So, what is it?
Thatch is a tough layer of fibrous material that accumulates between the top of your lawn’s soil and the base of the grass blades. It’s a layer of dead grass debris that has not yet decomposed. Since it is at the base of your grass rather than on top of it, thatch can sometimes be difficult to spot, making it easier for it to get thicker and thicker without you noticing.
Thatch can be a good thing
Though thatch is often a problem for your lawn, it can actually sometimes be a good thing depending on how thick it is. Thatch that is up to a half-inch thick is generally good for your lawn because it’s at the right level to help protect grass roots and retain moisture. If you notice a relatively thin layer of thatch in your lawn, it may be a good idea to leave it alone, though you’d be wise to keep an eye on it in case it starts getting thicker.
Why is thicker thatch bad for your lawn?
When thatch is more than half an inch thick, it can start causing problems for your lawn. It can prevent your soil from getting enough light, water, air, and fertilizers, which can result in a whole slew of problems. When your grass does not get enough light, it’s forced to grow faster and will become thin and frail. Air, water, and fertilizers being blocked off will almost always result in slower growth and unhealthier grass.
Thicker thatch can also play hosts to harmful pests and diseases. Chinch bugs are a grass-eating pest that hide in thick thatch and can do heavy damage to your lawn, and brown patch is a disease that often festers in thatch, and can rapidly turn your grass brown before you get it under control. Lastly, a lawn with a thick layer of thatch is more prone to weeds.
What can you do?
There are a number of things you can do to prevent thatch from growing too thick and causing problems for your lawn:
- Set your lawn mower to cut at a length of 2’’ to 2 ½ ‘’. Doing this will encourage deep root growth.
- Prevent soil compaction by aerating your lawn.

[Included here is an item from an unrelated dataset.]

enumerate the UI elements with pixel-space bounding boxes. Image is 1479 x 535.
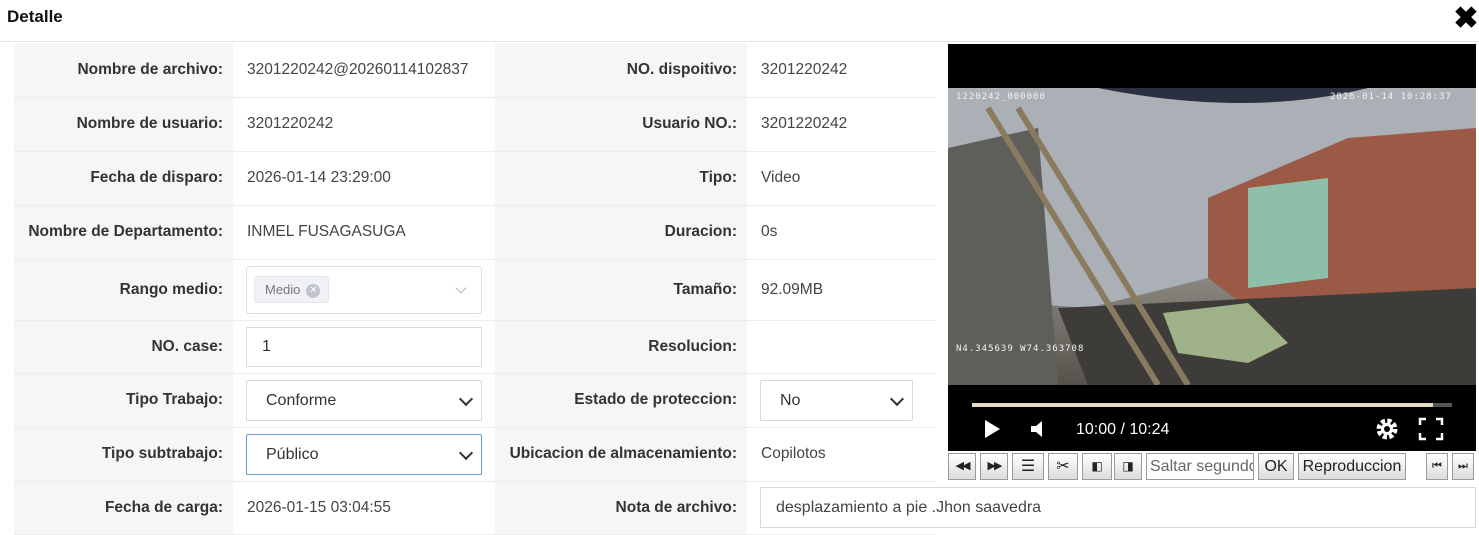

- Mow your lawn less frequently and try to keep the grass high.
- Avoid the use of pesticides.
- Make sure your soil’s pH level is between 6.0 and 6.8. Thatch will decompose the fastest at these pH levels.
How to keep thatch to a minimum
If you are dealing with a thicker layer of thatch, you can break it down using a mechanical de-thatcher. A de-thatcher features cutting blades that are completely adjustable and are used to remove thatch; the lower the blades are set, the more thatch will be removed.